Under the leadership of a powerful hunter named Jerrett Knox, whose arcane, scholarly hobby happened to be the study of the history of ancient warfare on Earth, Resonance and Cadence had quickly brought their hunters together. The Guilds had been established to organize the fighting forces.
Knox had proved to be a gifted leader and a shrewd tactician. He also knew the catacombs extraordinarily well because he had spent years mapping them.
It had taken nearly a year to defeat Vance and his followers but in the end his minions had been crushed. After the final battle of Old Cadence, Vincent Lee Vance and his tangler-lover, Helen Chandler, had fled into an uncharted sector underground.

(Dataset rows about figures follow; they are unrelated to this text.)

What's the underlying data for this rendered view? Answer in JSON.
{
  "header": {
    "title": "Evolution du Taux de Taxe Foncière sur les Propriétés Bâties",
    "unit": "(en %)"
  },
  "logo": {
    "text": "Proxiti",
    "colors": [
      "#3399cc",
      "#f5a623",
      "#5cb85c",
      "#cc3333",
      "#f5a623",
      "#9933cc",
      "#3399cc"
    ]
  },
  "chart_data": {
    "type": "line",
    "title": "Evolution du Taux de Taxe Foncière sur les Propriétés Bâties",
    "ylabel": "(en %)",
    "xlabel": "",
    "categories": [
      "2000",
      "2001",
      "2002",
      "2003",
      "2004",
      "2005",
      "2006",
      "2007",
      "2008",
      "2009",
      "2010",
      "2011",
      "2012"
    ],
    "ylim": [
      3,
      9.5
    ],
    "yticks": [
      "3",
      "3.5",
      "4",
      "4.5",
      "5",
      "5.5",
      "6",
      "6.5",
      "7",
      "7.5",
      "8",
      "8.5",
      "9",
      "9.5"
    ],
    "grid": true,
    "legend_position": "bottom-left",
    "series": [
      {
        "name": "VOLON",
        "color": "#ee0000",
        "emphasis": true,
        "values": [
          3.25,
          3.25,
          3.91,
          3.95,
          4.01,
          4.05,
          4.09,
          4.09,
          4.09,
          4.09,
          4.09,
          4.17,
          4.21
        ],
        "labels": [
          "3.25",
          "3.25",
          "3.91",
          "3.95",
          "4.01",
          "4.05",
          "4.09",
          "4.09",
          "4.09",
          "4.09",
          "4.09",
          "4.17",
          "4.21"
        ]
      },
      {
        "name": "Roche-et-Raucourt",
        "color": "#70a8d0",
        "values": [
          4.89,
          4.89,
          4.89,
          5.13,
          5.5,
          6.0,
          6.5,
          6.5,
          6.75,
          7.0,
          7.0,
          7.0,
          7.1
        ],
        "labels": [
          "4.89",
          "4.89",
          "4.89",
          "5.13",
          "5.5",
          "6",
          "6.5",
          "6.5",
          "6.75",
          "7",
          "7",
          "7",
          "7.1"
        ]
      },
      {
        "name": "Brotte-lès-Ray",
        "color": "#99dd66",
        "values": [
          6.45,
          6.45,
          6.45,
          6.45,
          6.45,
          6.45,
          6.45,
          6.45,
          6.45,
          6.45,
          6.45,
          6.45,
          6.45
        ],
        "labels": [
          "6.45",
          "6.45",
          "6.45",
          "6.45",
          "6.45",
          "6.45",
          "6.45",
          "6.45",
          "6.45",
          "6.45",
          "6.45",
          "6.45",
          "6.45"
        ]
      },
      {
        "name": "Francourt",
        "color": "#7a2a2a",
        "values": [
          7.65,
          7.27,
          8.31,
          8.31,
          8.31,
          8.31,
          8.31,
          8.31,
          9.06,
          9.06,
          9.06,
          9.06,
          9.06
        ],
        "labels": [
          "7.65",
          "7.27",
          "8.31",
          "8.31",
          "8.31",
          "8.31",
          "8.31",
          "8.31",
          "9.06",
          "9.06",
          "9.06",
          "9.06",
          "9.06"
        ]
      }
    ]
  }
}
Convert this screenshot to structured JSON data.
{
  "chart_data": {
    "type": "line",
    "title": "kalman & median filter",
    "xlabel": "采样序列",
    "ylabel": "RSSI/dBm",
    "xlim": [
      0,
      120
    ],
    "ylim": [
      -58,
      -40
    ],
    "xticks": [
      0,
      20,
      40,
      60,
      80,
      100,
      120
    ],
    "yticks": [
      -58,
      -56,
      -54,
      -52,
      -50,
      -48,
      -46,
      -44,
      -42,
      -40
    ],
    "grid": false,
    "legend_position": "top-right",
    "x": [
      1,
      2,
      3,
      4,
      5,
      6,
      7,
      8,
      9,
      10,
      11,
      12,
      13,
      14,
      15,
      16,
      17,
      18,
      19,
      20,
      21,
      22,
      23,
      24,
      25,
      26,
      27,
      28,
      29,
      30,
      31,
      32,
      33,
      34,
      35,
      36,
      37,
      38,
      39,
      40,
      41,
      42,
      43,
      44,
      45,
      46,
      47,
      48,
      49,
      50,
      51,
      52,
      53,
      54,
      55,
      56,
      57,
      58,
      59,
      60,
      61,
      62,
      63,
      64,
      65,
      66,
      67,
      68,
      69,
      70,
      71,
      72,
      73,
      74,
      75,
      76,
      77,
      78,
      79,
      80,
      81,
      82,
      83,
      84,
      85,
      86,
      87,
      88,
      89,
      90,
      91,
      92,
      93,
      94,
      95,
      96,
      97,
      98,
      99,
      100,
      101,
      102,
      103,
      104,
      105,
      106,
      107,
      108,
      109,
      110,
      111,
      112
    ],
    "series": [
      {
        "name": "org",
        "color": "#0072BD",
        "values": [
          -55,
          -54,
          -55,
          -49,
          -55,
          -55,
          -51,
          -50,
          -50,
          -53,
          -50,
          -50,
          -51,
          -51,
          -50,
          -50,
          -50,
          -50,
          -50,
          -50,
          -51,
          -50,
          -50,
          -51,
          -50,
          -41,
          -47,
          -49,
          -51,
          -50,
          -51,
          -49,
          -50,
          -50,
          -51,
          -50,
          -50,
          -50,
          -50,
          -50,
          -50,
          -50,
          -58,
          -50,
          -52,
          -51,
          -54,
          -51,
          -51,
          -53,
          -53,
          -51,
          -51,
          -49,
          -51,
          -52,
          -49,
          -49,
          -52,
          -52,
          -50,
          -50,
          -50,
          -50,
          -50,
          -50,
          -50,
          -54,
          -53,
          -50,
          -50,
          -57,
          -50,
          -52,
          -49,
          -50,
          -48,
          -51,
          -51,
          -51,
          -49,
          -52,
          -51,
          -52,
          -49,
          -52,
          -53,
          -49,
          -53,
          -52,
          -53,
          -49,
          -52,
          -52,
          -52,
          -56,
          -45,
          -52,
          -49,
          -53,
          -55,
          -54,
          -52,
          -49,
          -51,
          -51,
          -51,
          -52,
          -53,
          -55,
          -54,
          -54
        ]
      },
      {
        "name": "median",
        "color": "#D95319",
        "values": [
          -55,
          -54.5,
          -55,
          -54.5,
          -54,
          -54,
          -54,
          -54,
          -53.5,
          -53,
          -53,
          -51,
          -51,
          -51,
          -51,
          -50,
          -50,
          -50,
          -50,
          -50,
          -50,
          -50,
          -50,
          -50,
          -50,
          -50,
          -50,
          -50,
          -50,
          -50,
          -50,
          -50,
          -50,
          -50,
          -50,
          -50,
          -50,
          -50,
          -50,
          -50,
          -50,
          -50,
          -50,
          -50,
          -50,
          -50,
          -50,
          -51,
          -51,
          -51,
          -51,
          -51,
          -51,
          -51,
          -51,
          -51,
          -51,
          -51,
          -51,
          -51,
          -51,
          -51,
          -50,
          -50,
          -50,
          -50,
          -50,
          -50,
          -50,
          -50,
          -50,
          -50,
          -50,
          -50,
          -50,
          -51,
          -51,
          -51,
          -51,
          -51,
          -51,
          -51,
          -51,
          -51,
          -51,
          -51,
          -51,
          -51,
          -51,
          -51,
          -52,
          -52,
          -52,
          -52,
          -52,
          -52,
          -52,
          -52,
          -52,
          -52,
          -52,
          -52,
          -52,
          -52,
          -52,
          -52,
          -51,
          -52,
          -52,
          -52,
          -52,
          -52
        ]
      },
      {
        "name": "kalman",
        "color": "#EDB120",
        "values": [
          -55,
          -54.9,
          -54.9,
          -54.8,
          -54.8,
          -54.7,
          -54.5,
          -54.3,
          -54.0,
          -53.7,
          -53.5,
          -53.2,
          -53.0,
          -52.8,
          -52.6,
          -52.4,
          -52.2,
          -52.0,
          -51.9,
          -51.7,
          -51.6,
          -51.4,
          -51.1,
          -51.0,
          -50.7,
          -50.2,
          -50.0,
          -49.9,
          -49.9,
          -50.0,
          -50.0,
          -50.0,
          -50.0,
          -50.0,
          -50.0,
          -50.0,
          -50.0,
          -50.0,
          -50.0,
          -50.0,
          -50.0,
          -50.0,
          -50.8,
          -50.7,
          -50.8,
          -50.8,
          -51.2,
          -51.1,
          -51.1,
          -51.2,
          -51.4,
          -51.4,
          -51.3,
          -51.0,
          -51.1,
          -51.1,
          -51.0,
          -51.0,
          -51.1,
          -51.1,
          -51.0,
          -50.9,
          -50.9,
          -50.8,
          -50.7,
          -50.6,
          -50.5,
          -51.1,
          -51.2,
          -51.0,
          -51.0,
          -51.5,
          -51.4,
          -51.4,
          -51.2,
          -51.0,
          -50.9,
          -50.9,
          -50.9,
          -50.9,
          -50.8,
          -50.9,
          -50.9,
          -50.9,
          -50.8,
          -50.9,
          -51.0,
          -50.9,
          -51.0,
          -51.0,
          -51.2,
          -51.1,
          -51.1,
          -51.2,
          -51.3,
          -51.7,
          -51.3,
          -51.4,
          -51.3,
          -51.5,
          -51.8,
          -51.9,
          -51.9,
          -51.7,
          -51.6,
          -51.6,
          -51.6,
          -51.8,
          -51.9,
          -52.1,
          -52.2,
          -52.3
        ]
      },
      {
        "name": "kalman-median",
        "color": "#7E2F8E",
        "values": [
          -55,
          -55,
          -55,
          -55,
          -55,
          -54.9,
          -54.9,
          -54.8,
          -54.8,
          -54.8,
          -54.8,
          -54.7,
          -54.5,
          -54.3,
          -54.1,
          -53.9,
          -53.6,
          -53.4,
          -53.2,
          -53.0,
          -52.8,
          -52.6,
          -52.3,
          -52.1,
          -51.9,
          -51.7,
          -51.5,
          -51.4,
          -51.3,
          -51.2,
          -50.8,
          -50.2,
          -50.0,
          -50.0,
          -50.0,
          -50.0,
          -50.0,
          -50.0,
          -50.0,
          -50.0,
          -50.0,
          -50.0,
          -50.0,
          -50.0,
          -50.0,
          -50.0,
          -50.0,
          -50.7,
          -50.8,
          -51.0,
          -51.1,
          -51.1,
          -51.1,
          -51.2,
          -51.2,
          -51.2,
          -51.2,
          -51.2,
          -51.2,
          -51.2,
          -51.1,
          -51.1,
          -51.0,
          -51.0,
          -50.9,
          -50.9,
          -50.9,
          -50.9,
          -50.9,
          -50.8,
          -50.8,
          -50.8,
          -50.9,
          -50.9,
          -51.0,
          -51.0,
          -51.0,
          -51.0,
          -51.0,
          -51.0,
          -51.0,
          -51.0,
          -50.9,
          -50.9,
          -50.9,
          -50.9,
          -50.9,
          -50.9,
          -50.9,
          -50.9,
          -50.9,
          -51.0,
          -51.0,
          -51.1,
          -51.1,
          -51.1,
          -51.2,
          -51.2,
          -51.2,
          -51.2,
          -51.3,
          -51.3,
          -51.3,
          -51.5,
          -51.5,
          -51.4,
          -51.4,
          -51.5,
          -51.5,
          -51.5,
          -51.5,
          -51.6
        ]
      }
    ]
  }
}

They had vanished somewhere in the miles of unmapped catacombs, never to be heard from again.
"I've seen some accidents while working underground but I've never known a hunter to try to use a ghost to stop bleeding," Lydia said.
"It's an old-fashioned, low-tech procedure that is almost never needed these days," Emmett explained patiently. "Underground emergency teams carry modern medical kits that contain safer, more efficient equipment."
"But the Guilds still teach the old methods?"
"They teach them," Emmett said deliberately. "But not every hunter can make them work. Manipulating small ghosts that precisely is tricky."